Mało, że silniej ból czujemy, to jeszcze gorzej reagujemy na podawane środki uśmierzające. Trudniej zwalczyć u nas ostry ból, jesteśmy też bardziej oporne na leczenie bólu przewlekłego, takiego jak np. migreny, bóle kręgosłupa czy nowotworowe. U mężczyzn po leczeniu bólu przewlekłego dłużej utrzymują się jego dobroczynne efekty. Kobiety po trzech miesiącach od zakończenia terapii wracają do punktu wyjścia.
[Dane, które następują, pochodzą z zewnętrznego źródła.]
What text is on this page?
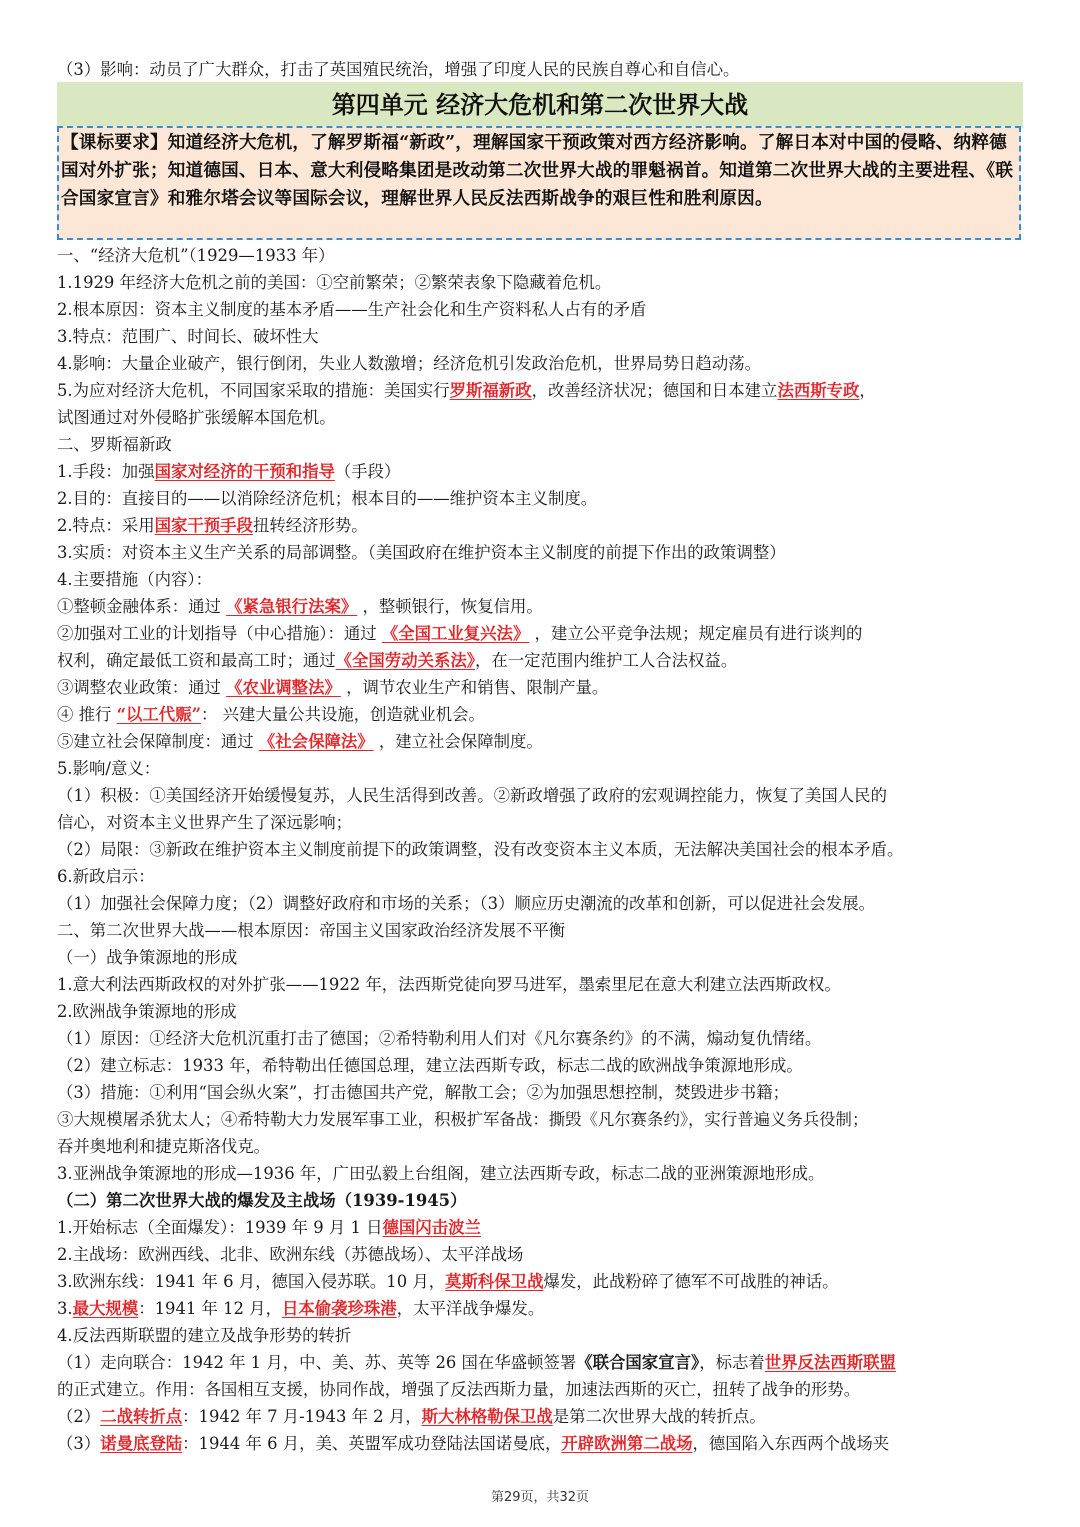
（3）影响：动员了广大群众，打击了英国殖民统治，增强了印度人民的民族自尊心和自信心。
第四单元 经济大危机和第二次世界大战
【课标要求】知道经济大危机，了解罗斯福“新政”，理解国家干预政策对西方经济影响。了解日本对中国的侵略、纳粹德国对外扩张；知道德国、日本、意大利侵略集团是改动第二次世界大战的罪魁祸首。知道第二次世界大战的主要进程、《联合国家宣言》和雅尔塔会议等国际会议，理解世界人民反法西斯战争的艰巨性和胜利原因。
一、“经济大危机”（1929—1933 年）
1.1929 年经济大危机之前的美国：①空前繁荣；②繁荣表象下隐藏着危机。
2.根本原因：资本主义制度的基本矛盾——生产社会化和生产资料私人占有的矛盾
3.特点：范围广、时间长、破坏性大
4.影响：大量企业破产，银行倒闭，失业人数激增；经济危机引发政治危机，世界局势日趋动荡。
5.为应对经济大危机，不同国家采取的措施：美国实行罗斯福新政，改善经济状况；德国和日本建立法西斯专政，
试图通过对外侵略扩张缓解本国危机。
二、罗斯福新政
1.手段：加强国家对经济的干预和指导（手段）
2.目的：直接目的——以消除经济危机；根本目的——维护资本主义制度。
2.特点：采用国家干预手段扭转经济形势。
3.实质：对资本主义生产关系的局部调整。（美国政府在维护资本主义制度的前提下作出的政策调整）
4.主要措施（内容）：
①整顿金融体系：通过 《紧急银行法案》 ，整顿银行，恢复信用。
②加强对工业的计划指导（中心措施）：通过 《全国工业复兴法》 ，建立公平竞争法规；规定雇员有进行谈判的
权利，确定最低工资和最高工时；通过《全国劳动关系法》，在一定范围内维护工人合法权益。
③调整农业政策：通过 《农业调整法》 ，调节农业生产和销售、限制产量。
④ 推行 “以工代赈”： 兴建大量公共设施，创造就业机会。
⑤建立社会保障制度：通过 《社会保障法》 ，建立社会保障制度。
5.影响/意义：
（1）积极：①美国经济开始缓慢复苏，人民生活得到改善。②新政增强了政府的宏观调控能力，恢复了美国人民的
信心，对资本主义世界产生了深远影响；
（2）局限：③新政在维护资本主义制度前提下的政策调整，没有改变资本主义本质，无法解决美国社会的根本矛盾。
6.新政启示：
（1）加强社会保障力度；（2）调整好政府和市场的关系；（3）顺应历史潮流的改革和创新，可以促进社会发展。
二、第二次世界大战——根本原因：帝国主义国家政治经济发展不平衡
（一）战争策源地的形成
1.意大利法西斯政权的对外扩张——1922 年，法西斯党徒向罗马进军，墨索里尼在意大利建立法西斯政权。
2.欧洲战争策源地的形成
（1）原因：①经济大危机沉重打击了德国；②希特勒利用人们对《凡尔赛条约》的不满，煽动复仇情绪。
（2）建立标志：1933 年，希特勒出任德国总理，建立法西斯专政，标志二战的欧洲战争策源地形成。
（3）措施：①利用“国会纵火案”，打击德国共产党，解散工会；②为加强思想控制，焚毁进步书籍；
③大规模屠杀犹太人；④希特勒大力发展军事工业，积极扩军备战：撕毁《凡尔赛条约》，实行普遍义务兵役制；
吞并奥地利和捷克斯洛伐克。
3.亚洲战争策源地的形成—1936 年，广田弘毅上台组阁，建立法西斯专政，标志二战的亚洲策源地形成。
（二）第二次世界大战的爆发及主战场（1939-1945）
1.开始标志（全面爆发）：1939 年 9 月 1 日德国闪击波兰
2.主战场：欧洲西线、北非、欧洲东线（苏德战场）、太平洋战场
3.欧洲东线：1941 年 6 月，德国入侵苏联。10 月，莫斯科保卫战爆发，此战粉碎了德军不可战胜的神话。
3.最大规模：1941 年 12 月，日本偷袭珍珠港，太平洋战争爆发。
4.反法西斯联盟的建立及战争形势的转折
（1）走向联合：1942 年 1 月，中、美、苏、英等 26 国在华盛顿签署《联合国家宣言》，标志着世界反法西斯联盟
的正式建立。作用：各国相互支援，协同作战，增强了反法西斯力量，加速法西斯的灭亡，扭转了战争的形势。
（2）二战转折点：1942 年 7 月-1943 年 2 月，斯大林格勒保卫战是第二次世界大战的转折点。
（3）诺曼底登陆：1944 年 6 月，美、英盟军成功登陆法国诺曼底，开辟欧洲第二战场，德国陷入东西两个战场夹
第29页，共32页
Najprawdopodobniej głównym oskarżonym są hormony, bo istnieją wyraźne różnice w naszym odczuwaniu bólu i wrażliwości na środki znieczulające w zależności od fazy cyklu menstruacyjnego. – Być może okaże się, że ból u kobiet i mężczyzn powinien być leczony inaczej. Ale na razie stosujemy te same procedury u obu płci – komentuje doktor Anna Łukaszewska.